The Honolulu Ethics Commission found that Councilman Ikaika Anderson misused his city position and authority when he tried to evade a parking violation warning and threatened retaliation against the Parking Office employees because they enforced parking policies that apply to all who park in the Frank Fasi Municipal Building Parking Garage.
Click here for the full opinion.
Anderson parks his car in a reserved parking stall in the garage which is under jurisdiction of the city's Parking Office, according to the ethics commission. The Parking Office oversees and carries out day-to-day operations of the garage which includes assigning stalls, maintenance, administration, and security.
On December 22, 2010, Anderson entered the Parking Office to address a parking violation warning he had received for allowing a visitor to park in his stall and for parking his own car in an area that was not designated.
According to all six witnesses present, four from the Parking Office and two from another city agency, Anderson addressed the Parking Office employees in a loud and threatening voice.
Anderson said that since he pays for the assigned stall, he can do what he wants with it including trading stalls with other councilmembers and having guests park there.
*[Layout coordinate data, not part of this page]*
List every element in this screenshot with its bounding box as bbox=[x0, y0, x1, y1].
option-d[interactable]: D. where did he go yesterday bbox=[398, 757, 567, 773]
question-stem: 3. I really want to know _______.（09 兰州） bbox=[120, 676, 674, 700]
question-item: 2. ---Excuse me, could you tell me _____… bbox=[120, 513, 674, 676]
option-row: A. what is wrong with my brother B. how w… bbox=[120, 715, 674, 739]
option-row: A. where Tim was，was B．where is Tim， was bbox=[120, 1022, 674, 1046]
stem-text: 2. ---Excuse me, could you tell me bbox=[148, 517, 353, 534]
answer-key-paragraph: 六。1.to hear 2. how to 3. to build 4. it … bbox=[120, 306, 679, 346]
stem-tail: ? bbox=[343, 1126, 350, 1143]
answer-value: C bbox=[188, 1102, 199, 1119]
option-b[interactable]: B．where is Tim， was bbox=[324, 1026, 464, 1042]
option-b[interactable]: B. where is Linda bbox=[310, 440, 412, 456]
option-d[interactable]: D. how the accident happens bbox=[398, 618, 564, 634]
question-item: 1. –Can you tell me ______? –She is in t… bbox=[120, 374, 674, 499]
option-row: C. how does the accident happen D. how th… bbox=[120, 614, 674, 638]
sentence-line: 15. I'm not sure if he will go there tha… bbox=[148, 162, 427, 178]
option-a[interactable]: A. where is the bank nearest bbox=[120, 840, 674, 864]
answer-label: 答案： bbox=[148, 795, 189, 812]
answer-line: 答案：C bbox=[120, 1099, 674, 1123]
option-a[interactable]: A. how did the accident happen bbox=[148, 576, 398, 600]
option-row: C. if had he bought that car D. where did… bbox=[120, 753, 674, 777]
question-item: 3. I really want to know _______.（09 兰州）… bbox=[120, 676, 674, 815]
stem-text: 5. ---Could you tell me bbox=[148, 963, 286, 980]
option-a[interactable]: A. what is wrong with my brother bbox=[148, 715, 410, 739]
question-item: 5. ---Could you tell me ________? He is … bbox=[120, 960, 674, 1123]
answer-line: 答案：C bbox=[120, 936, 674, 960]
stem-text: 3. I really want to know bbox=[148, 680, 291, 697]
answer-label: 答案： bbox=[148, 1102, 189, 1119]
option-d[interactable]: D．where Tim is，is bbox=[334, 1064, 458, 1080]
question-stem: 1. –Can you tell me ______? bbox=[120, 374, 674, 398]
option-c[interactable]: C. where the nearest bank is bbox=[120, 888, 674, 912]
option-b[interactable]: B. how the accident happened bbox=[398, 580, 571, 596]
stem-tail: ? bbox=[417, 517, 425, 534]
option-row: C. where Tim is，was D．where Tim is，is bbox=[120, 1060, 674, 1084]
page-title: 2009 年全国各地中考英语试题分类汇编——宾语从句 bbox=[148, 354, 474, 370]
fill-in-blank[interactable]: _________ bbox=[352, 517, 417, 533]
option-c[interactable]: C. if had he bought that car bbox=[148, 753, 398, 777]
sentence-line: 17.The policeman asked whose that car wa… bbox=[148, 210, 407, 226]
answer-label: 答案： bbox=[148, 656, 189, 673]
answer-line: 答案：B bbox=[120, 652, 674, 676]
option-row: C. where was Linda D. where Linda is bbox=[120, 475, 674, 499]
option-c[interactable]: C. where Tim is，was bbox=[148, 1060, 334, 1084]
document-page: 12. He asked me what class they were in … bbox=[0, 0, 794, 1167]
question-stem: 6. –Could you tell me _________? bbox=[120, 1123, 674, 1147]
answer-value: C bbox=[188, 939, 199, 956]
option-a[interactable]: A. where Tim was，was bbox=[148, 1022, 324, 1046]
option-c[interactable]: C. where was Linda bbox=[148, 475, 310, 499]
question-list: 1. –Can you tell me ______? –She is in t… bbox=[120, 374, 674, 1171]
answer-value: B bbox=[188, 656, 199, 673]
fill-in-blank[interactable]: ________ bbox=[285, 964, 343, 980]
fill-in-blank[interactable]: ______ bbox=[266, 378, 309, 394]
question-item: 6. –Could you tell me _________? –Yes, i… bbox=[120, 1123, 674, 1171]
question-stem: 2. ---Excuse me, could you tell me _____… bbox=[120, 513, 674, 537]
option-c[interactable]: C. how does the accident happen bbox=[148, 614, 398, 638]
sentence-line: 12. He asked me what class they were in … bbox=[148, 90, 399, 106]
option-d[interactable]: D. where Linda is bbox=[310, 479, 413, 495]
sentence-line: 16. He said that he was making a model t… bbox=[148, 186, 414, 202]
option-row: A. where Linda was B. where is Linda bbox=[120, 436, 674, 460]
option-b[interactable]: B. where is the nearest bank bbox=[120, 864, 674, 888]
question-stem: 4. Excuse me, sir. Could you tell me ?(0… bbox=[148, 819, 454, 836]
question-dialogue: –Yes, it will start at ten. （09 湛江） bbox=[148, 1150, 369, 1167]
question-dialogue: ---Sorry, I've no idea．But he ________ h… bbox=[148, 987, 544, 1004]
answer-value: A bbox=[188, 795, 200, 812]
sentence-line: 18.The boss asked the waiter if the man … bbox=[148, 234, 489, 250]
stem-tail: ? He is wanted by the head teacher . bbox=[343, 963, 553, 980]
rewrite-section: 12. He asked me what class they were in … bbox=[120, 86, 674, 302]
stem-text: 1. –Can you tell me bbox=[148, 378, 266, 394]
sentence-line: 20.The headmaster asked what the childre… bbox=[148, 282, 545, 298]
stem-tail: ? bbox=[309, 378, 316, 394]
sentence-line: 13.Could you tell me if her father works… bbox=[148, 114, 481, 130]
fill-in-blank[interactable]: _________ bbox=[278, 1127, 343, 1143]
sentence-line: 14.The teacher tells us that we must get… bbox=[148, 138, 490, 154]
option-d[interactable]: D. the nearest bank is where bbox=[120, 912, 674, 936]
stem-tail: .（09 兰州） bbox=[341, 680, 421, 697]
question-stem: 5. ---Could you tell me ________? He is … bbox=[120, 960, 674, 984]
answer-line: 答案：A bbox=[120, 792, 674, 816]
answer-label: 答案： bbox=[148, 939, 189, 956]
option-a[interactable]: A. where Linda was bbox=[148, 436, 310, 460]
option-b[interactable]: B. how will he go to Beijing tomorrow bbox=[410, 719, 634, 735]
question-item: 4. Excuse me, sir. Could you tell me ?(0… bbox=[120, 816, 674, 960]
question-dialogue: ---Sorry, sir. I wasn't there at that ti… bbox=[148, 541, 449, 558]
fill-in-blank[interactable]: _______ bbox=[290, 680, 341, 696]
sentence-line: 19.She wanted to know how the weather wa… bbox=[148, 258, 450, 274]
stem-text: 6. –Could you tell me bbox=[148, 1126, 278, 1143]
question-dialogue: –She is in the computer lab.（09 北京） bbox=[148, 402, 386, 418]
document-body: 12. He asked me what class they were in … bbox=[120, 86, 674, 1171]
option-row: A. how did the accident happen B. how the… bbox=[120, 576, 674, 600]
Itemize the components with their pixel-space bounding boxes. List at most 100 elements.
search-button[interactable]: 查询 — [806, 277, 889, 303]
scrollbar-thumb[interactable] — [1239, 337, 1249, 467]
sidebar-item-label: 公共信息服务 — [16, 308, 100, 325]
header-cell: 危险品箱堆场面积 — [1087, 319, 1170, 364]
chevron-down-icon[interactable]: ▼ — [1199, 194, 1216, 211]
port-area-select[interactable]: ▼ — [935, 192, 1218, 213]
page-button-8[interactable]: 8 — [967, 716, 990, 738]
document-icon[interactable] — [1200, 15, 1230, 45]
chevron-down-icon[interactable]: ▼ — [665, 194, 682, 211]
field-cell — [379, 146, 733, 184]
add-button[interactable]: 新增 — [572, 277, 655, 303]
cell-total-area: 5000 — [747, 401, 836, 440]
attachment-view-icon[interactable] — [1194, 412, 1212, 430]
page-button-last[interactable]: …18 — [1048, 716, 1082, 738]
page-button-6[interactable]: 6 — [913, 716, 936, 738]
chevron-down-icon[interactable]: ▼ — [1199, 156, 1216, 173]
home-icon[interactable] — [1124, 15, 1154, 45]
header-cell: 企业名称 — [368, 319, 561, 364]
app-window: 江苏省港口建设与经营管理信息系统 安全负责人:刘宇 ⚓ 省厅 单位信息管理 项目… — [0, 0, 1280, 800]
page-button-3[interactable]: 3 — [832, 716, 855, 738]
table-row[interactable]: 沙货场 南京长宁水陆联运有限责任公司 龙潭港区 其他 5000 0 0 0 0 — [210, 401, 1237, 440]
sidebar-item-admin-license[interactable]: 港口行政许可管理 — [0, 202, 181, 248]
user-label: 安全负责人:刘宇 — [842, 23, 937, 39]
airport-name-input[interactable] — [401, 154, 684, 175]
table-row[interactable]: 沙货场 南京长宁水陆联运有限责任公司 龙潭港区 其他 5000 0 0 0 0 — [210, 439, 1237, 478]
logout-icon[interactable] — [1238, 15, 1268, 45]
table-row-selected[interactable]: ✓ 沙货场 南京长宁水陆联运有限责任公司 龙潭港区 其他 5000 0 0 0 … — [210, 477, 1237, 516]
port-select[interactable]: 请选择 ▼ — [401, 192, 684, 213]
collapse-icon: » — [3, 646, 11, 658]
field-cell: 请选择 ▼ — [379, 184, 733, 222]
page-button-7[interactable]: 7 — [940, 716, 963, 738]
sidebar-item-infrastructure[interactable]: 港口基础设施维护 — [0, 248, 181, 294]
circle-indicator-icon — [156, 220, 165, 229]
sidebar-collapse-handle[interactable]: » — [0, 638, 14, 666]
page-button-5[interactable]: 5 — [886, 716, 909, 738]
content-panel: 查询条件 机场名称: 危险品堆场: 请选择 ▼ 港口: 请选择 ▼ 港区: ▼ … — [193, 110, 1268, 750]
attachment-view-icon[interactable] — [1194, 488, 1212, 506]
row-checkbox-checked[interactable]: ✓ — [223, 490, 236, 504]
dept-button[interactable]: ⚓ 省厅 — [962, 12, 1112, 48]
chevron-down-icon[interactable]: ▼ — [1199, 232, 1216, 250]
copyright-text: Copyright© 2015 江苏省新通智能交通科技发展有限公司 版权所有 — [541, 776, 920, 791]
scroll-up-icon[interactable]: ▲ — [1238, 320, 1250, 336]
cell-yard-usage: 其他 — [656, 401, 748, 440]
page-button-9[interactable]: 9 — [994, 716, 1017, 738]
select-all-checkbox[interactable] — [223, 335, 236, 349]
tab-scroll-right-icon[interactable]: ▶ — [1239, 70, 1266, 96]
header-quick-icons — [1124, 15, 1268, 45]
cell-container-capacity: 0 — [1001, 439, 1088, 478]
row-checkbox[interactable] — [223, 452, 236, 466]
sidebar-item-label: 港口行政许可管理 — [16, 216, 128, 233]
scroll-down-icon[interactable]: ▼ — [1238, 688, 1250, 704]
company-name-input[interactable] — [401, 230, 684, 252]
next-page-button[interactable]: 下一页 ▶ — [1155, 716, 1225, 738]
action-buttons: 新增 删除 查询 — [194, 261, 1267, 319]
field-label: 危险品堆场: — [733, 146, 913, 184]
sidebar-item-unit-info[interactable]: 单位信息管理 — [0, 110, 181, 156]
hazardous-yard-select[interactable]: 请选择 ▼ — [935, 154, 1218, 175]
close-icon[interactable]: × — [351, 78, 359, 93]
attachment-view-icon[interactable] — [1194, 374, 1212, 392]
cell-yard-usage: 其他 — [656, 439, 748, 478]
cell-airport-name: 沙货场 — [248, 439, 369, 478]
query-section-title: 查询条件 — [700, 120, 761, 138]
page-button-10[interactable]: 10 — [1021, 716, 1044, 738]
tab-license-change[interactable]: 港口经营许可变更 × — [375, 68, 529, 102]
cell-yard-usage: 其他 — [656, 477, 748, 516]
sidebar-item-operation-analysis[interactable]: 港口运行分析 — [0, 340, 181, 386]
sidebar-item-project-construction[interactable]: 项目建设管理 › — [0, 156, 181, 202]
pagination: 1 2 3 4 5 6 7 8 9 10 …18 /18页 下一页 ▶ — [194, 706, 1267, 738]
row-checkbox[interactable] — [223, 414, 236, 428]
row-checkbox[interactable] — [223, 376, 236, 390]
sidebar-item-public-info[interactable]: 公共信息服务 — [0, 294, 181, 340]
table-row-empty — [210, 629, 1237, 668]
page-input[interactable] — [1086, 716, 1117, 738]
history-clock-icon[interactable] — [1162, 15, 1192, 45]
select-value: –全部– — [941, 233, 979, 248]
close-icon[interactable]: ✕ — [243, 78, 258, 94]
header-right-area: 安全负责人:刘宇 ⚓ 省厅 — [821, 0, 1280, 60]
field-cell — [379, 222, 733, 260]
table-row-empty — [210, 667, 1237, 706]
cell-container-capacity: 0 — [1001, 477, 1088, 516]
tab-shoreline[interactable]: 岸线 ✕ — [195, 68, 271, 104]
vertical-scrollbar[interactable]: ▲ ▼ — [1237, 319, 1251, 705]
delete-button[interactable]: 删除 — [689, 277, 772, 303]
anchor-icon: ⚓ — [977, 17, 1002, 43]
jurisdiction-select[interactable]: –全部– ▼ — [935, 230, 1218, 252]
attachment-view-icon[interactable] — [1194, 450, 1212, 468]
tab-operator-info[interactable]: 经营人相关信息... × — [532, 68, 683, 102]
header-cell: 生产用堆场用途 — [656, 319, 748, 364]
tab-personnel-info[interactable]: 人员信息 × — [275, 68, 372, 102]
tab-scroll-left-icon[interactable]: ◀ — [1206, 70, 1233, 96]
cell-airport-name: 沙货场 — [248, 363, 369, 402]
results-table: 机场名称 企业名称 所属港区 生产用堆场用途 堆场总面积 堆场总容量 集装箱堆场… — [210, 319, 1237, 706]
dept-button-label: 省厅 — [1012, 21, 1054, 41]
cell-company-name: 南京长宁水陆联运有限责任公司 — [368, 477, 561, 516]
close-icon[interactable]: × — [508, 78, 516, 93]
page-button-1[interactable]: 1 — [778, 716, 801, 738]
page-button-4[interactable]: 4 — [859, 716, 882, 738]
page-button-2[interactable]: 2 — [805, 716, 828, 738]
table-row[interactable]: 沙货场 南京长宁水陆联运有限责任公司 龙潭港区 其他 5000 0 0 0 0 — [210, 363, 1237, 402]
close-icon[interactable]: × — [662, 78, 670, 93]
He stated that the warnings and rule enforcement were "baloney" and that these warnings from the Parking Office need to stop, otherwise he will bring back Bill 62 and "we'll see what happens to your job."
Anderson had introduced Bill 62 in 2009 following several disagreements he had with the Parking Office. The bill aimed to transfer the Parking Office's oversight to the Council Chair for Council parking.
The commission found that Anderson violated city ethics law that prohibits favoritism or special treatment. The commission said he knew or should have known that he was using the authority of his city position to intimidate the Parking Office personnel with legislation that Office personnel had opposed, and that may affect their jobs.
Based on the totality of the factors, the commission said it believes that publication of the Advisory Opinion identifying Anderson and his misconduct is sufficient in lieu of a civil fine.
"City officials are held to the highest standards of ethical conduct so that the public may have trust and confidence in the integrity of city government," said Commission Executive Director and Legal Counsel Chuck Totto. "Although this may seem like a relatively small matter, it is important for the public and city employees to know that high ranking government officials may not use their position to give themselves or anyone else favored treatment."